The Federal Way City Council on Tuesday unanimously approved making the soon-to-be-built Performing Arts and Conference Center property an economic redevelopment zone.
City Finance Director Ade Ariwoola said this move is meant to help the city in its effort to secure New Markets Tax Credits, a federal funding stream the city has been aiming at to help fund the project for the last couple of years.
“The resolution before you is part of making the current area where the [Performing Arts and Conference Center] will preside, eligible for state or grant funding,” Ariwoola said. “And actually, just a few hours ago, for people that submitted their application for the New Markets Tax Credits, they asked us to make sure our program has two items, or qualifies for two items. One of them is to be in an economic redevelopment zone. What we’re asking Council is to classify this area as a redevelopment zone, so that we can qualify, or businesses that are already there can qualify for federal or state grant support.”
Councilwoman Kelly Maloney asked if making the area an economic redevelopment zone is a requirement for obtaining New Markets Tax Credits. Ariwoola said it isn’t a requirement, but it makes the city “more eligible to be able to get it.”
“It’s very similar to low-income housing tax credits,” said Councilwoman Dini Duclos. “The more points you score, the better your application. And by doing this, we will get more points, and our application will score well and give us a better chance to get the funding.”
One Council member wondered why this hadn’t been done previously.
Councilwoman Susan Honda asked why the Council didn’t know about economic redevelopment zone effort last year.
“Is this new information? Or has this been standard for this application and we just didn’t catch on?”
“To be honest, I don’t think staff knew about it,” Duclos said. “To be truthful. And I didn’t remember New Markets Tax Credits until after the application had gone in. I brought the New Markets Tax Credits to staff and Council, and I don’t think staff realized it on that first application.”
Brian Wilson, the city’s chief of staff, said applying for the federal program has been a learning experience, and attributed the misstep to that.
“We’re getting better at knowing the key elements that make the difference between success and not success,” he said. “And oftentimes, it’s the little stuff that gets that done.”
Deputy Mayor Jeanne Burbidge agreed with Wilson’s assessment.
“Our city has not worked with New Markets Tax Credits previously to this project. The more you work with this kind of process, doing the research and bringing on people who do have experience with the process, the more you learn and the more effective you become with the application,” she said.
Maloney wondered if approving this designation would have any unintended consequences that could block potential outside interest in the area in the future.

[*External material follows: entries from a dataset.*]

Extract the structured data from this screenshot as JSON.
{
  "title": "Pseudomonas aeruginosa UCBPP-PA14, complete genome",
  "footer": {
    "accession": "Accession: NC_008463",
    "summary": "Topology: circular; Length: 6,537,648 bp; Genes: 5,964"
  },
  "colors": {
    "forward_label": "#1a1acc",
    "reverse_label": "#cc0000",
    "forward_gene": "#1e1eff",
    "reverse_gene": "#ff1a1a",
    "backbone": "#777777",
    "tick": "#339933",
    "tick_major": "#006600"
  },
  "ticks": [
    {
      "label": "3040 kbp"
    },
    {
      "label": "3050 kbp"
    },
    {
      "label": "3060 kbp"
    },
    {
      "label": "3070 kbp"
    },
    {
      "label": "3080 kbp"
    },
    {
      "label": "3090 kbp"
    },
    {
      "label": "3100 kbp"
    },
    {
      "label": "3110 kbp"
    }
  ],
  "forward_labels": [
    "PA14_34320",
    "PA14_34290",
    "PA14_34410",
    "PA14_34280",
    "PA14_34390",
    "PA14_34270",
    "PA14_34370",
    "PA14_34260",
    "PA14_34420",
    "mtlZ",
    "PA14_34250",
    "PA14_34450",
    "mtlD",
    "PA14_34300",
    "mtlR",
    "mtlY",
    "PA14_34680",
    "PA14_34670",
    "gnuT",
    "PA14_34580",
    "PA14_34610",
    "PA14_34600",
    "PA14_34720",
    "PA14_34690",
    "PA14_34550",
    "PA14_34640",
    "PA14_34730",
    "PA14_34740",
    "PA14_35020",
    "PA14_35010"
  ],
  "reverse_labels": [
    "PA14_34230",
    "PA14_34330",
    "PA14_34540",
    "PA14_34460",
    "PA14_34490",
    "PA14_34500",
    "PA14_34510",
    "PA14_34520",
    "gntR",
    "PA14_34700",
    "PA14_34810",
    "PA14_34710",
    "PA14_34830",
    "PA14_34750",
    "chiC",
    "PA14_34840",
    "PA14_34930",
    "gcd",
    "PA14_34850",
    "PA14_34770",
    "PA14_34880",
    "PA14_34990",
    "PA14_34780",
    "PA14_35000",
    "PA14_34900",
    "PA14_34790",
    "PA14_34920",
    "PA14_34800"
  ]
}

“I don’t see any downfall or adverse effects,” Ariwoola replied. “And [that assessment] is based on conversations with our lawyer also.”
Honda raised concerns with language in the motion regarding the powers being delegated to Mayor Jim Ferrell, and also how a current moratorium in the area would be effected. Interim city attorney Amy Jo Pearsall said the mayor’s powers weren’t being expanded in any way, and that the motion would have no effect on the current moratorium.